No one has provided evidence that Poliquin used his authority over state finances to advance his business interests. But Dion said the Constitution appears pretty clear that state treasurers shouldn’t have businesses on the side because of the potential for conflicts.

“The question is, can the treasurer engage in private business activity and uphold the roles and responsibilities of the office of state treasurer?” he said.

The attorney general’s office is reviewing the question. It’s unclear how soon it will have an answer.

In 1978, the attorney general’s office told the incoming treasurer, Jerrold Speers of Winthrop, that state law and the Constitution “require that the Treasurer, while in office, not engage in any other business or profession.”

Some Democratic lawmakers said the constitutional restriction came up during the Baldacci administration, when Treasurer David Lemoine gave up his law practice and was even advised to take his name off the law firm’s letterhead.

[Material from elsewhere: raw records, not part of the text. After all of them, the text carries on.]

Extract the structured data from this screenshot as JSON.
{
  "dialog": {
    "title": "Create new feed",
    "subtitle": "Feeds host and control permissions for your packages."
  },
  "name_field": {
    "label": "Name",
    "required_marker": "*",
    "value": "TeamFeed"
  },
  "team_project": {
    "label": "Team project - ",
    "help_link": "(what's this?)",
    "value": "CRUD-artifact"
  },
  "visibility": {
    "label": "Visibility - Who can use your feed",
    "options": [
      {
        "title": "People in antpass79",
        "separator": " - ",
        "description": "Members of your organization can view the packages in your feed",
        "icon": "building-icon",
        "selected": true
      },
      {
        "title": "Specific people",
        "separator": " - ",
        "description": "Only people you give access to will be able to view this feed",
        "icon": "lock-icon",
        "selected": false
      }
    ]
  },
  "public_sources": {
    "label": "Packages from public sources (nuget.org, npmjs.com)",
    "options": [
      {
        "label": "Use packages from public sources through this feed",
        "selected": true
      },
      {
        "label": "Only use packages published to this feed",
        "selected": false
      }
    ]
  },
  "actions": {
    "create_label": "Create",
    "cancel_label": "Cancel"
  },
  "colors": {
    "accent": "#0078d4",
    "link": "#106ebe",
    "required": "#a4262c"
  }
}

Lemoine could not be reached Wednesday.

Another former state treasurer, Dale McCormick, said the issue did not come up during her term, from 1997-2005, because she never had another business.

“I didn’t need to get an opinion. I just had one job and that was more than enough,” said McCormick, a Democrat who is now executive director of the Maine State Housing Authority.

McCormick declined to comment Wednesday on the politics surrounding Dion’s letter. Poliquin, who serves on the board of the housing authority, has been a leading critic of McCormick and the agency for months.

Dion said he didn’t raise the constitutional issue as political payback for Poliquin attacking a Democrat.

“I’m sorry. Thirty-two years as a cop — I want facts,” he said.

The political context was clear, however, when the Maine Democratic Party filed its complaint Wednesday with the Maine Commission on Governmental Ethics and Election Practices.

The complaint cited a financial disclosure form, filed in February, that covered calendar year 2010, before Poliquin was sworn in as treasurer. Sections of Poliquin’s form asking for information about businesses and self-employment income were left blank.

Poliquin has not publicly responded to the ethics complaint or the attorney general’s review. It still is not clear whether he has received a legal opinion of his own about his outside business activity.

Former Attorney General Janet Mills said Poliquin asked her office for an opinion in 2010. Because he was not a state official at the time, she advised him to ask his own attorney.